Fenadismer, la Federación Nacional de Asociaciones de Transporte de España, ha valorado que se articule este mecanismo para el transporte ligero, aunque no sin matices, ya que la propia organización lo califica de "inadmisible y paradójico" que los transportistas pesados acogidos al gasóleo profesional, los que mueven la mayor parte del tonelaje del país, estén todavía a la espera de recibir las ayudas que el decreto aprobado en marzo recogía expresamente para ellos.

El motivo de este retraso tiene nombre y apellidos administrativos: las ayudas aún no han recibido el visto bueno de la Comisión Europea, requisito sin el cual el Gobierno no puede proceder al pago. Mientras ese trámite se resuelve, miles de transportistas y autónomos llevan dos meses adelantando el coste íntegro del carburante, sin percibir todavía la bonificación de 20 céntimos por litro que el decreto prometía. Para empresas con márgenes ajustados y ciclos de cobro que no siempre acompañan, financiar ese diferencial durante semanas no es una incomodidad contable: es un problema real de tesorería.

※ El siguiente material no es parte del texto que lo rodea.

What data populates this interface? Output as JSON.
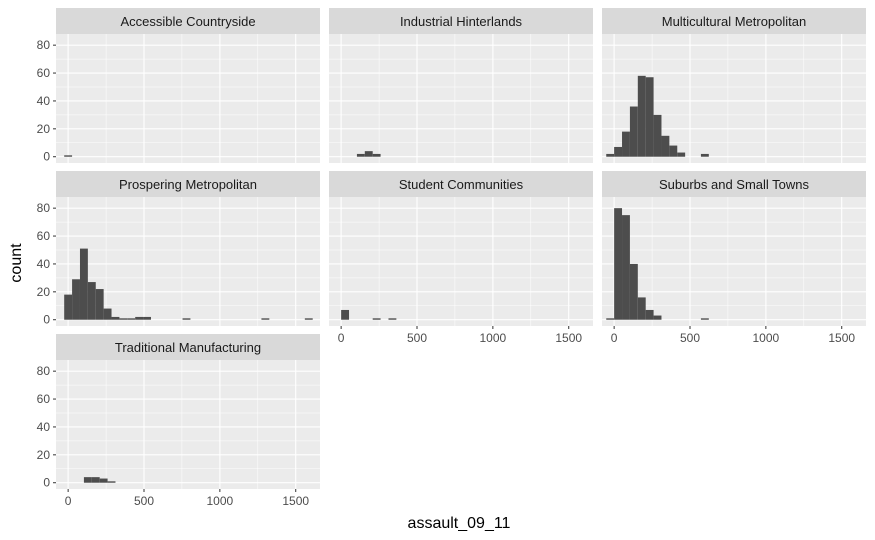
{
  "chart_data": {
    "type": "histogram",
    "layout": "facet_wrap",
    "xlabel": "assault_09_11",
    "ylabel": "count",
    "xlim": [
      -80,
      1660
    ],
    "ylim": [
      -4.5,
      88
    ],
    "x_ticks": [
      0,
      500,
      1000,
      1500
    ],
    "y_ticks": [
      0,
      20,
      40,
      60,
      80
    ],
    "bin_width": 52,
    "colors": {
      "panel_bg": "#ebebeb",
      "grid_major": "#ffffff",
      "strip_bg": "#d9d9d9",
      "bar_fill": "#4d4d4d",
      "tick_mark": "#333333"
    },
    "facets": [
      {
        "title": "Accessible Countryside",
        "bins": [
          [
            0,
            1
          ]
        ]
      },
      {
        "title": "Industrial Hinterlands",
        "bins": [
          [
            130,
            2
          ],
          [
            182,
            4
          ],
          [
            234,
            2
          ]
        ]
      },
      {
        "title": "Multicultural Metropolitan",
        "bins": [
          [
            -26,
            2
          ],
          [
            26,
            7
          ],
          [
            78,
            18
          ],
          [
            130,
            36
          ],
          [
            182,
            58
          ],
          [
            234,
            57
          ],
          [
            286,
            30
          ],
          [
            338,
            15
          ],
          [
            390,
            8
          ],
          [
            442,
            3
          ],
          [
            598,
            2
          ]
        ]
      },
      {
        "title": "Prospering Metropolitan",
        "bins": [
          [
            0,
            18
          ],
          [
            52,
            29
          ],
          [
            104,
            51
          ],
          [
            156,
            27
          ],
          [
            208,
            22
          ],
          [
            260,
            8
          ],
          [
            312,
            2
          ],
          [
            364,
            1
          ],
          [
            416,
            1
          ],
          [
            468,
            2
          ],
          [
            520,
            2
          ],
          [
            780,
            1
          ],
          [
            1300,
            1
          ],
          [
            1586,
            1
          ]
        ]
      },
      {
        "title": "Student Communities",
        "bins": [
          [
            26,
            7
          ],
          [
            234,
            1
          ],
          [
            338,
            1
          ]
        ]
      },
      {
        "title": "Suburbs and Small Towns",
        "bins": [
          [
            -26,
            1
          ],
          [
            26,
            80
          ],
          [
            78,
            75
          ],
          [
            130,
            40
          ],
          [
            182,
            16
          ],
          [
            234,
            7
          ],
          [
            286,
            3
          ],
          [
            598,
            1
          ]
        ]
      },
      {
        "title": "Traditional Manufacturing",
        "bins": [
          [
            130,
            4
          ],
          [
            182,
            4
          ],
          [
            234,
            3
          ],
          [
            286,
            1
          ]
        ]
      }
    ]
  }
}
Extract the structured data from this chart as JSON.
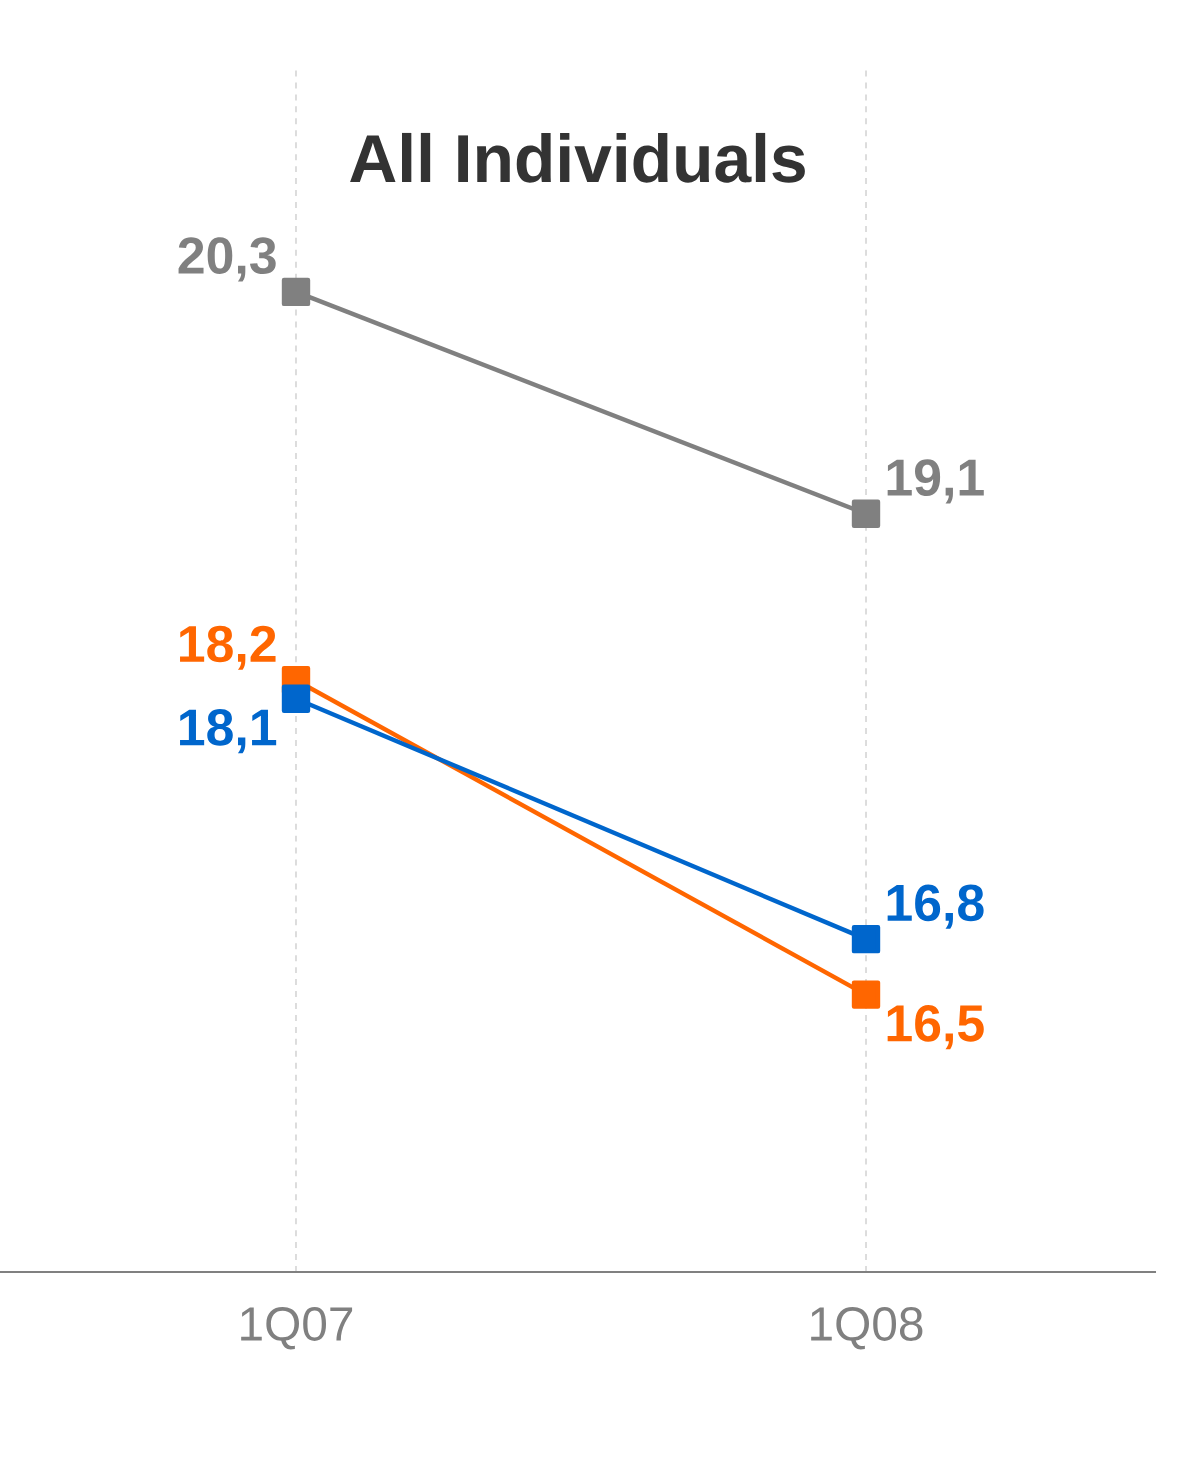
{
  "chart_data": {
    "type": "line",
    "title": "All Individuals",
    "categories": [
      "1Q07",
      "1Q08"
    ],
    "series": [
      {
        "color": "#808080",
        "values": [
          20.3,
          19.1
        ],
        "value_labels": [
          "20,3",
          "19,1"
        ]
      },
      {
        "color": "#ff6600",
        "values": [
          18.2,
          16.5
        ],
        "value_labels": [
          "18,2",
          "16,5"
        ]
      },
      {
        "color": "#0066cc",
        "values": [
          18.1,
          16.8
        ],
        "value_labels": [
          "18,1",
          "16,8"
        ]
      }
    ],
    "ylim": [
      15,
      21.5
    ],
    "grid": "x",
    "marker": "square",
    "line_style": "solid"
  }
}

Lo que pide Fenadismer al Ministerio de Hacienda no es, por el momento, que acelere lo que depende de Bruselas, sino algo más básico: que informe. Que diga cuándo se espera la aprobación europea, que traslade una fecha estimada de ingreso, que permita a las empresas y autónomos planificar con alguna certeza. La ausencia de esa comunicación es, en sí misma, un problema añadido al económico, ya que un sector que no sabe cuándo va a cobrar una ayuda que le han prometido no puede gestionar con normalidad su operativa.

El contexto en el que todo esto ocurre está siendo de lo más preocupante para el sector, porque el alza del precio del carburante provocada por el conflicto en Irán ha golpeado al transporte en un momento en el que el sector acaba de ver aprobada la nueva cláusula del gasóleo, precisamente para evitar que estos episodios de volatilidad los absorban en solitario los transportistas. Que la norma esté aprobada y las ayudas, en cambio, atascadas en un proceso de validación europea, dibuja una situación en la que el marco legal avanza más deprisa que la capacidad administrativa de ejecutarlo.

El formulario de mayo es un paso, así es, pero conviene no confundirlo con una solución, es más un parche que otra cosa. El transporte ligero tendrá pronto por dónde solicitar lo que le corresponde; el pesado, que representa el mayor volumen de la actividad, sigue esperando. Y cada semana que pasa con el gasóleo pagado de su propio bolsillo es una semana más de presión sobre una liquidez que, en muchos casos, ya no tiene dónde apoyarse.